52. Dream, Hallucination, Somnambulism and Seeing Consciousness I
Note 1732-1735, undated, c. 1904
1.) Dreams are an influence of the spiritual on the human soul. The dreamer is the human being as a soul being. What the dreamer perceives, however, are the after-effects of his life in his formative forces body. In a dream, the human being is cut off from his physical surroundings and from his own physical body, just as he is in a real sleep. The dream shows the meaning of life in the physical world. This world provides the logical and the moral. Therefore, in a dream, man is neither logical nor moral. One should not describe a dream as a mental disorder. This disorder consists precisely in the fact that the supersensible aspect of dreaming takes hold of the body without the control of spiritual self-awareness. In a dream, the eternal is at work, but it is directed towards the temporal. It depends on the drama of the dream.
2.) In hallucination, unlike in dreams, there is not a spiritual-mental but a physical-mental appearance. The person is given over to the body. Instead of the whole body being used as a mediator to generate the perceptions, only part of the body is used. In the hallucination, the temporal is active, but this temporal dares to approach the eternal: that which should only be active in the creation of the human body itself.
3.) The somnambulist has infected his sensory life and sometimes - as a medium - his will life from the soul-bodily organs. He has become a physical and mental automaton. This results in an imitation of the spiritual. The temporal dares to approach the eternal; but in a way that should only be conveyed through sensory perception and through the willful misuse of will impulses that are only justified in interaction with beings of the physical world. Mediums sin against the common good; they act like someone who, for example, uses a substance that he has received as a gift for a crowd to adorn his own personality.

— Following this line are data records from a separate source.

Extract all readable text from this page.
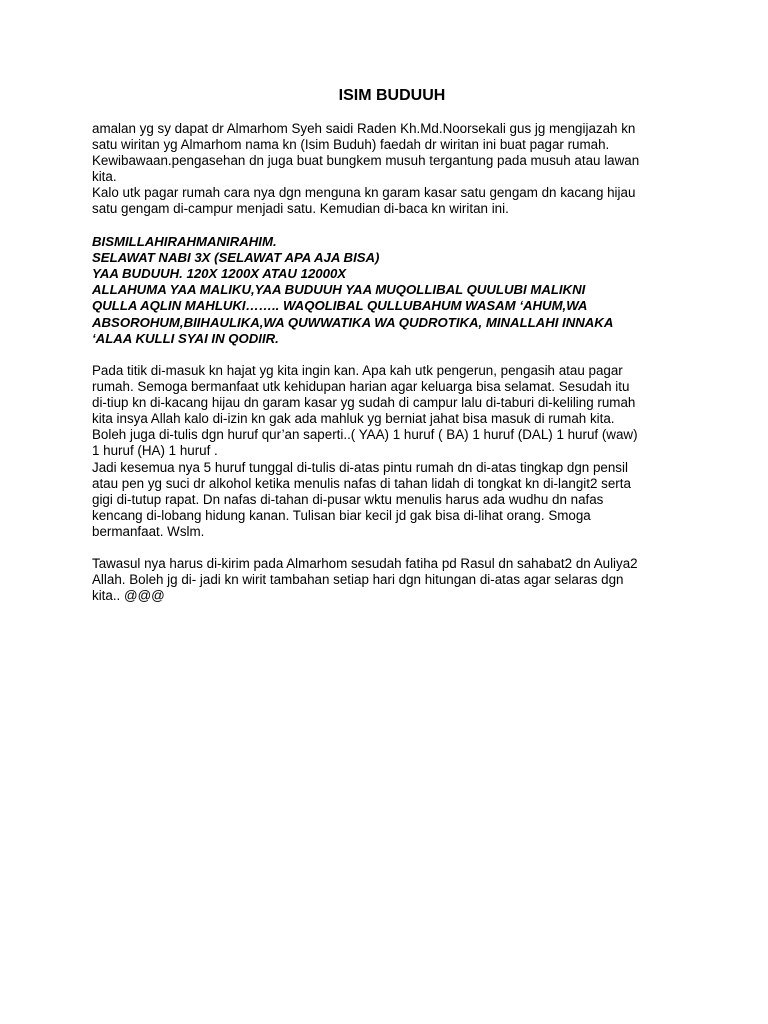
ISIM BUDUUH

amalan yg sy dapat dr Almarhom Syeh saidi Raden Kh.Md.Noorsekali gus jg mengijazah kn
satu wiritan yg Almarhom nama kn (Isim Buduh) faedah dr wiritan ini buat pagar rumah.
Kewibawaan.pengasehan dn juga buat bungkem musuh tergantung pada musuh atau lawan
kita.
Kalo utk pagar rumah cara nya dgn menguna kn garam kasar satu gengam dn kacang hijau
satu gengam di-campur menjadi satu. Kemudian di-baca kn wiritan ini.

BISMILLAHIRAHMANIRAHIM.
SELAWAT NABI 3X (SELAWAT APA AJA BISA)
YAA BUDUUH. 120X 1200X ATAU 12000X
ALLAHUMA YAA MALIKU,YAA BUDUUH YAA MUQOLLIBAL QUULUBI MALIKNI
QULLA AQLIN MAHLUKI…….. WAQOLIBAL QULLUBAHUM WASAM ‘AHUM,WA
ABSOROHUM,BIIHAULIKA,WA QUWWATIKA WA QUDROTIKA, MINALLAHI INNAKA
‘ALAA KULLI SYAI IN QODIIR.

Pada titik di-masuk kn hajat yg kita ingin kan. Apa kah utk pengerun, pengasih atau pagar
rumah. Semoga bermanfaat utk kehidupan harian agar keluarga bisa selamat. Sesudah itu
di-tiup kn di-kacang hijau dn garam kasar yg sudah di campur lalu di-taburi di-keliling rumah
kita insya Allah kalo di-izin kn gak ada mahluk yg berniat jahat bisa masuk di rumah kita.
Boleh juga di-tulis dgn huruf qur’an saperti..( YAA) 1 huruf ( BA) 1 huruf (DAL) 1 huruf (waw)
1 huruf (HA) 1 huruf .
Jadi kesemua nya 5 huruf tunggal di-tulis di-atas pintu rumah dn di-atas tingkap dgn pensil
atau pen yg suci dr alkohol ketika menulis nafas di tahan lidah di tongkat kn di-langit2 serta
gigi di-tutup rapat. Dn nafas di-tahan di-pusar wktu menulis harus ada wudhu dn nafas
kencang di-lobang hidung kanan. Tulisan biar kecil jd gak bisa di-lihat orang. Smoga
bermanfaat. Wslm.

Tawasul nya harus di-kirim pada Almarhom sesudah fatiha pd Rasul dn sahabat2 dn Auliya2
Allah. Boleh jg di- jadi kn wirit tambahan setiap hari dgn hitungan di-atas agar selaras dgn
kita.. @@@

4) The artistic is related to the dream-like; but it differs from it in that the dreamer focuses on the temporal aspect of his own life, while the artist's soul is turned towards the spiritual, the eternal. The artist translates his spiritual experiences into the soul, but not into the activities that underlie the imagination and the will. He can do this because he only refers to that in the spirit which corresponds to his individual contemplation.
5.) The Contemplative Consciousness lifts the spiritual into the ordinary life that every human being has. One's own spirit stands in relation to the spiritual world. The experiences of the Contemplative Consciousness:
1.) cannot be remembered in the usual sense. Only when they are converted into representations;
2.) they do not become stronger in repetition like the habitually acquired representations and actions;
3.) they must be experienced with presence of mind.
Man is in relationship with a spiritual world. The beings of this world are not bodily-soul-spiritual like humans, but soul-spiritual. But within this world of the spiritual-soul there are levels, realms, as in the sensory world: the realm that has to do with the subconscious of the individual human being is active in his animal life; the realm that is active in his vegetative processes; the realm that is active in his mineral nature. This brings us to the unconscious of world-becoming. The original states were those that were more spiritual than the later ones.
1.) The dreamer has a reciprocal relationship with the being that serves him to guide his soul in the spiritual world.
2.) The somnambulist enters into a reciprocal relationship with an unjustified spirit world; the hallucinator with the 'human instinctual world'; the perceiving and acting somnambulist with the external world, which should legitimately only be experienced through sensory perception and influenced by the physical work of the will.
Goethe:
When the healthy nature of man works as a whole, when he feels himself [in the world] as a great, beautiful, dignified and valuable whole, when harmonious comfort gives him a pure, free delight – then the universe, if it could feel itself, would exult as having reached its goal and would admire the summit of its own becoming and being.
Dream recognition:
1.) The spiritual researcher can compare what he experiences with imaginative knowledge.
2.) The spiritual researcher has a different experience with him. He becomes aware of this.